A federal mandate for paid sick leave will be a major campaign topic in the 2016 elections, with a test vote in the Senate last week revealing support for the popular measure among vulnerable Republicans.

Fifteen Senate Republicans cast a nonbinding vote for an amendment to the GOP budget that expressed support for federal paid sick leave. In total, 61 senators voted for the measure offered by Sen. Patty Murray, D-Wash., more than the 60 required to overcome a filibuster.

In the vote, several swing-state Republicans endorsed at least the broad idea of a policy championed by President Obama in his State of the Union address and favored by Democrats, revealing an area in which Democrats have the side of popular opinion.

"We're not worked up over it, but it's disappointing that it got much that support, especially from Republicans," said Jack Mozloom, a representative for the National Federation of Independent Business.

There's no chance that Congress will pass sick leave legislation anytime soon, Mozloom said, but "we expect that it will be a campaign issue in '16."

The Republicans voting for the measure include Ron Johnson of Wisconsin and Pat Toomey of Pennsylvania, two generally conservative senators who face re-election in states that are at best purple, if not outright blue.

Mandating that companies pay their employees for days they are sick is a broadly popular policy.

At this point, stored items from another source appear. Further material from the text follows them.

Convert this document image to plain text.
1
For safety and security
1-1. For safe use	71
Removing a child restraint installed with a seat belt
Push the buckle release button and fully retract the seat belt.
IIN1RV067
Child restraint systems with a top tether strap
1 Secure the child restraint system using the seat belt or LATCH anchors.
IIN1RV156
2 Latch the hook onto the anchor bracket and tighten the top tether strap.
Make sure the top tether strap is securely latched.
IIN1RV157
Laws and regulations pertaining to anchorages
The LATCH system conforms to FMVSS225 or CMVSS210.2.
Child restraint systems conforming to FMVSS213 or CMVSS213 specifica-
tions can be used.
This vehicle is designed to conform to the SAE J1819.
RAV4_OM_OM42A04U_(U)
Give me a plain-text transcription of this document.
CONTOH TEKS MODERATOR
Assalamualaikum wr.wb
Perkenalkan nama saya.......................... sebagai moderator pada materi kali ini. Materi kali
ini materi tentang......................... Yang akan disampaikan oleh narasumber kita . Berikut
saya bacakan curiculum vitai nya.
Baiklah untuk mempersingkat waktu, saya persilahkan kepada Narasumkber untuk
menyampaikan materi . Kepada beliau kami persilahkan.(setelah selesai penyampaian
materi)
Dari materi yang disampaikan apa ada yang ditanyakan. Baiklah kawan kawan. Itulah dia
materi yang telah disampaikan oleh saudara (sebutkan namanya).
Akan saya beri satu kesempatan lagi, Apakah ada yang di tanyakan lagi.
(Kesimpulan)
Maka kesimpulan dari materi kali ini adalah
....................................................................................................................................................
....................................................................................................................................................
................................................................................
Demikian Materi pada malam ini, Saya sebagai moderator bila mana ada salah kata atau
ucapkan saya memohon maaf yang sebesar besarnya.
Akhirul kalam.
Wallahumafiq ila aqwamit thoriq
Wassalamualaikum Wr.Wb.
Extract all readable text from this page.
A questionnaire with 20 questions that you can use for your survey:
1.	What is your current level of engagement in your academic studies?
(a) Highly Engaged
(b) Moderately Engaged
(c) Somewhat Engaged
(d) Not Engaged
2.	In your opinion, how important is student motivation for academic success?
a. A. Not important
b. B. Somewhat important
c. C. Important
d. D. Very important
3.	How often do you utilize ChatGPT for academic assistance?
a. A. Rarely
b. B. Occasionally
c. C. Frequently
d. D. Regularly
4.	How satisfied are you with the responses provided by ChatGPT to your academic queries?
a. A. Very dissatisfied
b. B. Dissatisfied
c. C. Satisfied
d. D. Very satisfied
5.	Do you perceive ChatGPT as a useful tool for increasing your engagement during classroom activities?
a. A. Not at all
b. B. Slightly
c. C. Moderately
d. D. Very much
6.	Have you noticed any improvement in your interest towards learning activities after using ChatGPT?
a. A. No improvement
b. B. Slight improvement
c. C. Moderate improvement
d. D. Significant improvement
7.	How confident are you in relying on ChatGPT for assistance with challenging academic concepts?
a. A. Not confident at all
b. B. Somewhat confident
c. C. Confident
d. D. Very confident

A January YouGov/Huffington Post survey found that 70 percent of U.S. adults favored the policy.

In January, ahead of his State of the Union address, Obama endorsed Democratic legislation that would require businesses with more than 15 employees to allow their employees to accrue one hour of sick time for every 30 hours worked.

That policy is favored by liberals and labor unions, who point out that the U.S. is among the few developed nations not to mandate some kind of paid sick leave.

More than one in three workers does not receive paid sick leave, according to the Bureau of Labor Statistics, including 22 percent of full-time employees. Only a quarter of part-time workers get paid sick leave.

The amendment adopted by the Senate last week does not specify the terms of the paid sick leave.

Johnson's office did not respond to a request for comment Wednesday. Toomey has backed a bill, introduced by Sen. Mike Lee, R-Utah, that would allow employees to trade overtime hours for paid time off, something that is not permitted under current law.

Allowing employees to accrue paid sick leave based on the amount of overtime worked has the support of the National Federation of Independent Business, Mozloom said.

But the organization opposes a paid sick leave mandate based on normal hours worked, on the grounds that small businesses couldn't "absorb" the costs. Many small businesses employ few enough workers that paying for one to be out for an extended period of time would require the business to hire a temp or reduce its output.